Friday, November 24, 2023

Is there Right and Wrong in Personal Finance?


As I continue to run into the rabbit hole of finance discussion groups on Telegram, I'm beginning to see a common phenomenon where useful discussions sometimes get derailed by "peacekeepers".

These peacekeepers often use some common tools like "different strokes for different folks". Some variant argument that says in effect "to each his own". As personal finance is personal, therefore argument of right or wrong or any value judgment is incorrect and affects the harmony of the environment. A variant of this system of argument goes on to accuse people of trying to enforce their views on others, being unaware that enforcing peace is also another form of enforcement and tyranny.

I'm not going to swap one tyrant for another because I actually believe that some financial moves are objectively better than others and just abdicating for the sake of harmony is not just sweeping the problem under the carpet, it betrays a lack of intellectual rigour and creative imagination.

My first argument is that "different strokes for different folks" will not cut it in a finance forum. I notice that when anyone mentions ILPs, almost 100% will agree unanimously that ILPs are a bad thing, so exceptions to the "different strokes" argument do exist.

My second argument is that some very similar strategies can be differentiated with financial metrics, like the Sharpe Ratio. Even extremely personalised and subjective metrics exist in the field of economics like Expected Utility. There are equations that describe their behaviour. We can estimate how much utility a strategy can bring for the user if we can do a bit of coding.

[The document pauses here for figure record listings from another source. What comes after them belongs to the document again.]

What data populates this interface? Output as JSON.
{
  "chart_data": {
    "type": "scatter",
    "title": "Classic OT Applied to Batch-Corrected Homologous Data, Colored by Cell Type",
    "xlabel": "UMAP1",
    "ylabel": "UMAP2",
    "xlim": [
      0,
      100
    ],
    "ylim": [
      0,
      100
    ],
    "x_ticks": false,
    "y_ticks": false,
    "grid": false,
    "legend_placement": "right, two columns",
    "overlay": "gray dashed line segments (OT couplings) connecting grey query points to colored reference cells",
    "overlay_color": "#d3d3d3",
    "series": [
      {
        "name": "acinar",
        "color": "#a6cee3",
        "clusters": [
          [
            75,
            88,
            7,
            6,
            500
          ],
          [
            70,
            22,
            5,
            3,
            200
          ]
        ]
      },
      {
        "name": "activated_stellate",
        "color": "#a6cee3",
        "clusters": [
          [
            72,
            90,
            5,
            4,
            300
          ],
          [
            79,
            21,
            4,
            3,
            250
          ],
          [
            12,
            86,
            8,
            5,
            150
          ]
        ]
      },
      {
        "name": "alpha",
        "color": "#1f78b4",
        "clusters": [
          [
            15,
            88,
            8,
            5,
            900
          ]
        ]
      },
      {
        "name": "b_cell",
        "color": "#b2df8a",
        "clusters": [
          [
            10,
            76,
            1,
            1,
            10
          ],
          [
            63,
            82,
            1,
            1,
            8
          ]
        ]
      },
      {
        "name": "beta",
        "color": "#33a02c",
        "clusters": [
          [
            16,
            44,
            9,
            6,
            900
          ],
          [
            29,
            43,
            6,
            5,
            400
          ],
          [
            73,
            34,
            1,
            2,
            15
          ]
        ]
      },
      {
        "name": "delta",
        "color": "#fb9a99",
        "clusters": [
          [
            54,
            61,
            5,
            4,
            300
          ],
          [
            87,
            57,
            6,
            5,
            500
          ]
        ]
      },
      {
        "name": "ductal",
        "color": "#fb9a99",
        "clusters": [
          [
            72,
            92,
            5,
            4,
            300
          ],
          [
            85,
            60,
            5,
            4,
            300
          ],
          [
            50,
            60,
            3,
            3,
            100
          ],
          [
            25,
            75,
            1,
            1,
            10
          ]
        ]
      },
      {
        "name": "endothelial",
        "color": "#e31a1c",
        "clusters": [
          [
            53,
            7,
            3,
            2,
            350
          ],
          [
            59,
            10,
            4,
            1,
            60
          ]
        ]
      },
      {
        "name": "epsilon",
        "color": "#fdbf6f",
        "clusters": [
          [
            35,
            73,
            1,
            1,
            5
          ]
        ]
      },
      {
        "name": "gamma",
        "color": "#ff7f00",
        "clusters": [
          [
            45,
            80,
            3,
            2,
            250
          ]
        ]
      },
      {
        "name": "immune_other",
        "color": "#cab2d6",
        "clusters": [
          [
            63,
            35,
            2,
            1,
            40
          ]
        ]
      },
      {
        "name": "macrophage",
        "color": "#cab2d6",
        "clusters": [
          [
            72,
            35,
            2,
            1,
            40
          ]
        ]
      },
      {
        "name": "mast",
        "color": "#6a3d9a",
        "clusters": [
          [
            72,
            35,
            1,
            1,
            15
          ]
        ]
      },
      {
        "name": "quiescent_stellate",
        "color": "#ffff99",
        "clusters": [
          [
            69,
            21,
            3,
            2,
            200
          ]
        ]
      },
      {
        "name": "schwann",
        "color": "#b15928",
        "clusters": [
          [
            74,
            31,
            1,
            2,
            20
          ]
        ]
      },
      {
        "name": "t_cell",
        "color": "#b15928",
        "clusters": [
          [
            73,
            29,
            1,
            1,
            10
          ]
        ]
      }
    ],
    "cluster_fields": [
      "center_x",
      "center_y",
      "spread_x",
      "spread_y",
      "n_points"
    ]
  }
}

Take for example, that growth investing guru who likes to troll dividends investing forums. Arguments are almost childish. To these guys, Ali Baba and Tesla represent an investment into innovation and the future. Dividends are a dead-end strategy for boring boomers. Using a simple ratio like the Sharpe Ratio, maybe this guru is right, or maybe he is wrong, but at least we will know where he is coming from. It is also more likely dividend investors sacrifice some returns to take on lower volatility.  

I hope I can get some time to work on more complicated strategies like the rate of withdrawals in retirement. It may be possible to answer this question objectively using expected utility and time preference discounting. 

Current arguments on the rate of withdrawal have stopped being objective in any way. If the author of such strategies is concerned about every single tiny piece of risk in the future, then the only smart thing to do is to reduce the safe rate of withdrawal, blithely ignoring the fact that normal people do get satisfaction from spending some money. What is the point of following these arguments if they keep channelling fear and race to the bottom?

To give everyone an idea of what I'm working on next, I am beginning to suspect that spending 4% and then locking it down at the inflation rate may not anyone any favours if their portfolio actually does well. However, the alternative to spending 3% of the prevalent portfolio size at the time of the withdrawal may be better over the long term. 

I don't know which is better, but I have the mathematical tools and programming knowledge to get this matter settled once and for all.